- Rajalpur Location in Uttar Pradesh, India
- Coordinates: 27°11′50″N 79°05′15″E﻿ / ﻿27.19727°N 79.08761°E
- Country: India
- State: Uttar Pradesh
- District: Mainpuri
- Tehsil: Bhongaon

Area
- • Total: 0.872 km^{2} (0.337 sq mi)

Population (2011)
- • Total: 1,048
- • Density: 1,200/km^{2} (3,110/sq mi)
- Time zone: UTC+5:30 (IST)

= Rajalpur =

Village in Uttar Pradesh, India

Rajalpur is a village in Jagir block of Mainpuri district, Uttar Pradesh. As of 2011, it has a total population of 1,048, in 185 households.

== Demographics ==
As of 2011, Rajalpur had a population of 1,048, in 185 households. This population was 54.6% male (572) and 45.4% female (476). The 0-6 age group numbered 146 (88 male and 58 female), or 13.9% of the total population. No residents were members of Scheduled Castes.

The 1981 census recorded Rajalpur as having a population of 674 people, in 122 households.
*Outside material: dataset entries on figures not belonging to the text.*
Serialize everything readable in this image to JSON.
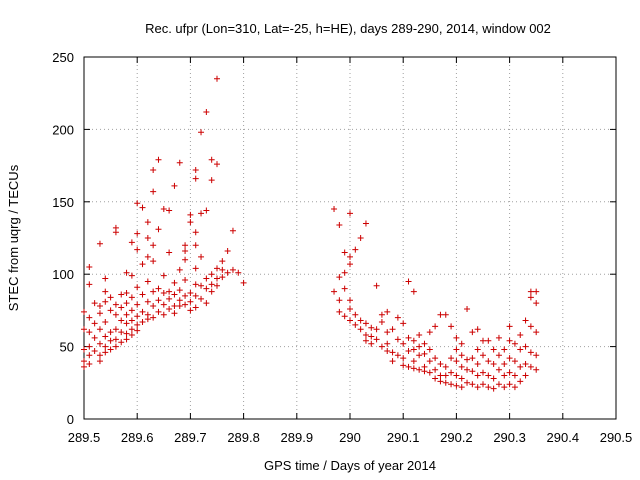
{
  "chart_data": {
    "type": "scatter",
    "title": "Rec. ufpr (Lon=310, Lat=-25, h=HE), days 289-290, 2014, window 002",
    "xlabel": "GPS time / Days of year 2014",
    "ylabel": "STEC from uqrg / TECUs",
    "xlim": [
      289.5,
      290.5
    ],
    "ylim": [
      0,
      250
    ],
    "x_ticks": [
      "289.5",
      "289.6",
      "289.7",
      "289.8",
      "289.9",
      "290",
      "290.1",
      "290.2",
      "290.3",
      "290.4",
      "290.5"
    ],
    "y_ticks": [
      "0",
      "50",
      "100",
      "150",
      "200",
      "250"
    ],
    "grid": true,
    "marker": "+",
    "color": "#cc0000",
    "series": [
      {
        "name": "STEC",
        "points": [
          [
            289.5,
            74
          ],
          [
            289.5,
            62
          ],
          [
            289.5,
            48
          ],
          [
            289.5,
            40
          ],
          [
            289.5,
            36
          ],
          [
            289.51,
            105
          ],
          [
            289.51,
            93
          ],
          [
            289.51,
            70
          ],
          [
            289.51,
            60
          ],
          [
            289.51,
            50
          ],
          [
            289.51,
            44
          ],
          [
            289.51,
            38
          ],
          [
            289.52,
            80
          ],
          [
            289.52,
            66
          ],
          [
            289.52,
            56
          ],
          [
            289.52,
            47
          ],
          [
            289.53,
            121
          ],
          [
            289.53,
            78
          ],
          [
            289.53,
            73
          ],
          [
            289.53,
            62
          ],
          [
            289.53,
            52
          ],
          [
            289.53,
            44
          ],
          [
            289.53,
            40
          ],
          [
            289.54,
            97
          ],
          [
            289.54,
            88
          ],
          [
            289.54,
            81
          ],
          [
            289.54,
            67
          ],
          [
            289.54,
            57
          ],
          [
            289.54,
            50
          ],
          [
            289.54,
            46
          ],
          [
            289.55,
            84
          ],
          [
            289.55,
            75
          ],
          [
            289.55,
            60
          ],
          [
            289.55,
            54
          ],
          [
            289.55,
            48
          ],
          [
            289.56,
            132
          ],
          [
            289.56,
            129
          ],
          [
            289.56,
            79
          ],
          [
            289.56,
            72
          ],
          [
            289.56,
            62
          ],
          [
            289.56,
            55
          ],
          [
            289.56,
            50
          ],
          [
            289.57,
            86
          ],
          [
            289.57,
            77
          ],
          [
            289.57,
            68
          ],
          [
            289.57,
            60
          ],
          [
            289.57,
            53
          ],
          [
            289.58,
            101
          ],
          [
            289.58,
            87
          ],
          [
            289.58,
            80
          ],
          [
            289.58,
            72
          ],
          [
            289.58,
            66
          ],
          [
            289.58,
            59
          ],
          [
            289.58,
            55
          ],
          [
            289.59,
            122
          ],
          [
            289.59,
            99
          ],
          [
            289.59,
            84
          ],
          [
            289.59,
            75
          ],
          [
            289.59,
            68
          ],
          [
            289.59,
            62
          ],
          [
            289.59,
            58
          ],
          [
            289.6,
            149
          ],
          [
            289.6,
            128
          ],
          [
            289.6,
            117
          ],
          [
            289.6,
            91
          ],
          [
            289.6,
            79
          ],
          [
            289.6,
            71
          ],
          [
            289.6,
            65
          ],
          [
            289.6,
            61
          ],
          [
            289.61,
            146
          ],
          [
            289.61,
            107
          ],
          [
            289.61,
            86
          ],
          [
            289.61,
            74
          ],
          [
            289.61,
            67
          ],
          [
            289.62,
            136
          ],
          [
            289.62,
            125
          ],
          [
            289.62,
            112
          ],
          [
            289.62,
            95
          ],
          [
            289.62,
            81
          ],
          [
            289.62,
            72
          ],
          [
            289.62,
            69
          ],
          [
            289.63,
            172
          ],
          [
            289.63,
            157
          ],
          [
            289.63,
            120
          ],
          [
            289.63,
            109
          ],
          [
            289.63,
            88
          ],
          [
            289.63,
            78
          ],
          [
            289.63,
            70
          ],
          [
            289.64,
            179
          ],
          [
            289.64,
            131
          ],
          [
            289.64,
            90
          ],
          [
            289.64,
            82
          ],
          [
            289.64,
            74
          ],
          [
            289.65,
            145
          ],
          [
            289.65,
            99
          ],
          [
            289.65,
            87
          ],
          [
            289.65,
            79
          ],
          [
            289.65,
            72
          ],
          [
            289.66,
            144
          ],
          [
            289.66,
            115
          ],
          [
            289.66,
            88
          ],
          [
            289.66,
            83
          ],
          [
            289.66,
            76
          ],
          [
            289.67,
            161
          ],
          [
            289.67,
            94
          ],
          [
            289.67,
            86
          ],
          [
            289.67,
            78
          ],
          [
            289.67,
            73
          ],
          [
            289.68,
            177
          ],
          [
            289.68,
            103
          ],
          [
            289.68,
            89
          ],
          [
            289.68,
            82
          ],
          [
            289.68,
            78
          ],
          [
            289.69,
            120
          ],
          [
            289.69,
            116
          ],
          [
            289.69,
            110
          ],
          [
            289.69,
            96
          ],
          [
            289.69,
            85
          ],
          [
            289.69,
            79
          ],
          [
            289.7,
            141
          ],
          [
            289.7,
            136
          ],
          [
            289.7,
            87
          ],
          [
            289.7,
            81
          ],
          [
            289.7,
            75
          ],
          [
            289.71,
            172
          ],
          [
            289.71,
            166
          ],
          [
            289.71,
            129
          ],
          [
            289.71,
            120
          ],
          [
            289.71,
            104
          ],
          [
            289.71,
            93
          ],
          [
            289.71,
            85
          ],
          [
            289.71,
            77
          ],
          [
            289.72,
            198
          ],
          [
            289.72,
            142
          ],
          [
            289.72,
            112
          ],
          [
            289.72,
            92
          ],
          [
            289.72,
            83
          ],
          [
            289.73,
            212
          ],
          [
            289.73,
            144
          ],
          [
            289.73,
            97
          ],
          [
            289.73,
            90
          ],
          [
            289.73,
            80
          ],
          [
            289.74,
            179
          ],
          [
            289.74,
            165
          ],
          [
            289.74,
            100
          ],
          [
            289.74,
            93
          ],
          [
            289.74,
            88
          ],
          [
            289.75,
            235
          ],
          [
            289.75,
            176
          ],
          [
            289.75,
            104
          ],
          [
            289.75,
            97
          ],
          [
            289.75,
            92
          ],
          [
            289.76,
            109
          ],
          [
            289.76,
            103
          ],
          [
            289.76,
            98
          ],
          [
            289.77,
            116
          ],
          [
            289.77,
            101
          ],
          [
            289.78,
            130
          ],
          [
            289.78,
            103
          ],
          [
            289.79,
            101
          ],
          [
            289.8,
            94
          ],
          [
            289.97,
            145
          ],
          [
            289.97,
            88
          ],
          [
            289.98,
            134
          ],
          [
            289.98,
            98
          ],
          [
            289.98,
            82
          ],
          [
            289.98,
            74
          ],
          [
            289.99,
            115
          ],
          [
            289.99,
            101
          ],
          [
            289.99,
            90
          ],
          [
            289.99,
            71
          ],
          [
            290.0,
            142
          ],
          [
            290.0,
            112
          ],
          [
            290.0,
            107
          ],
          [
            290.0,
            82
          ],
          [
            290.0,
            76
          ],
          [
            290.0,
            68
          ],
          [
            290.01,
            117
          ],
          [
            290.01,
            72
          ],
          [
            290.01,
            65
          ],
          [
            290.02,
            125
          ],
          [
            290.02,
            68
          ],
          [
            290.02,
            62
          ],
          [
            290.03,
            135
          ],
          [
            290.03,
            66
          ],
          [
            290.03,
            58
          ],
          [
            290.03,
            54
          ],
          [
            290.04,
            63
          ],
          [
            290.04,
            57
          ],
          [
            290.04,
            52
          ],
          [
            290.05,
            92
          ],
          [
            290.05,
            62
          ],
          [
            290.05,
            55
          ],
          [
            290.06,
            72
          ],
          [
            290.06,
            67
          ],
          [
            290.06,
            50
          ],
          [
            290.07,
            74
          ],
          [
            290.07,
            60
          ],
          [
            290.07,
            52
          ],
          [
            290.07,
            47
          ],
          [
            290.08,
            62
          ],
          [
            290.08,
            46
          ],
          [
            290.08,
            40
          ],
          [
            290.09,
            70
          ],
          [
            290.09,
            55
          ],
          [
            290.09,
            44
          ],
          [
            290.1,
            66
          ],
          [
            290.1,
            52
          ],
          [
            290.1,
            42
          ],
          [
            290.1,
            37
          ],
          [
            290.11,
            95
          ],
          [
            290.11,
            56
          ],
          [
            290.11,
            47
          ],
          [
            290.11,
            36
          ],
          [
            290.12,
            88
          ],
          [
            290.12,
            54
          ],
          [
            290.12,
            48
          ],
          [
            290.12,
            40
          ],
          [
            290.12,
            35
          ],
          [
            290.13,
            58
          ],
          [
            290.13,
            50
          ],
          [
            290.13,
            44
          ],
          [
            290.13,
            34
          ],
          [
            290.14,
            52
          ],
          [
            290.14,
            45
          ],
          [
            290.14,
            36
          ],
          [
            290.14,
            33
          ],
          [
            290.15,
            60
          ],
          [
            290.15,
            48
          ],
          [
            290.15,
            40
          ],
          [
            290.15,
            32
          ],
          [
            290.16,
            64
          ],
          [
            290.16,
            42
          ],
          [
            290.16,
            34
          ],
          [
            290.16,
            28
          ],
          [
            290.17,
            72
          ],
          [
            290.17,
            38
          ],
          [
            290.17,
            30
          ],
          [
            290.17,
            26
          ],
          [
            290.18,
            72
          ],
          [
            290.18,
            36
          ],
          [
            290.18,
            30
          ],
          [
            290.18,
            25
          ],
          [
            290.19,
            64
          ],
          [
            290.19,
            42
          ],
          [
            290.19,
            32
          ],
          [
            290.19,
            24
          ],
          [
            290.2,
            56
          ],
          [
            290.2,
            48
          ],
          [
            290.2,
            40
          ],
          [
            290.2,
            30
          ],
          [
            290.2,
            23
          ],
          [
            290.21,
            52
          ],
          [
            290.21,
            44
          ],
          [
            290.21,
            36
          ],
          [
            290.21,
            28
          ],
          [
            290.21,
            22
          ],
          [
            290.22,
            76
          ],
          [
            290.22,
            41
          ],
          [
            290.22,
            34
          ],
          [
            290.22,
            25
          ],
          [
            290.23,
            60
          ],
          [
            290.23,
            42
          ],
          [
            290.23,
            33
          ],
          [
            290.23,
            24
          ],
          [
            290.24,
            62
          ],
          [
            290.24,
            48
          ],
          [
            290.24,
            38
          ],
          [
            290.24,
            30
          ],
          [
            290.24,
            22
          ],
          [
            290.25,
            54
          ],
          [
            290.25,
            44
          ],
          [
            290.25,
            32
          ],
          [
            290.25,
            24
          ],
          [
            290.26,
            54
          ],
          [
            290.26,
            40
          ],
          [
            290.26,
            30
          ],
          [
            290.26,
            22
          ],
          [
            290.27,
            48
          ],
          [
            290.27,
            38
          ],
          [
            290.27,
            28
          ],
          [
            290.27,
            21
          ],
          [
            290.28,
            56
          ],
          [
            290.28,
            44
          ],
          [
            290.28,
            34
          ],
          [
            290.28,
            24
          ],
          [
            290.29,
            48
          ],
          [
            290.29,
            38
          ],
          [
            290.29,
            30
          ],
          [
            290.29,
            22
          ],
          [
            290.3,
            64
          ],
          [
            290.3,
            54
          ],
          [
            290.3,
            42
          ],
          [
            290.3,
            32
          ],
          [
            290.3,
            24
          ],
          [
            290.31,
            52
          ],
          [
            290.31,
            40
          ],
          [
            290.31,
            30
          ],
          [
            290.31,
            22
          ],
          [
            290.32,
            58
          ],
          [
            290.32,
            48
          ],
          [
            290.32,
            36
          ],
          [
            290.32,
            26
          ],
          [
            290.33,
            68
          ],
          [
            290.33,
            50
          ],
          [
            290.33,
            38
          ],
          [
            290.33,
            30
          ],
          [
            290.34,
            88
          ],
          [
            290.34,
            84
          ],
          [
            290.34,
            64
          ],
          [
            290.34,
            46
          ],
          [
            290.34,
            36
          ],
          [
            290.35,
            88
          ],
          [
            290.35,
            80
          ],
          [
            290.35,
            60
          ],
          [
            290.35,
            44
          ],
          [
            290.35,
            34
          ]
        ]
      }
    ]
  }
}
The 1961 census recorded Rajalpur as comprising 3 hamlets, with a total population of 461 people (241 male and 220 female), in 85 households and 61 physical houses. The area of the village was given as 252 acres.

== Infrastructure ==
As of 2011, Rajalpur had 1 primary school; it did not have any healthcare facilities. Drinking water was provided by well, hand pump, and tube well; there were no public toilets. The village had a post office but no public library; there was at least some access to electricity for residential and agricultural purposes. Streets were made of both kachcha and pakka materials.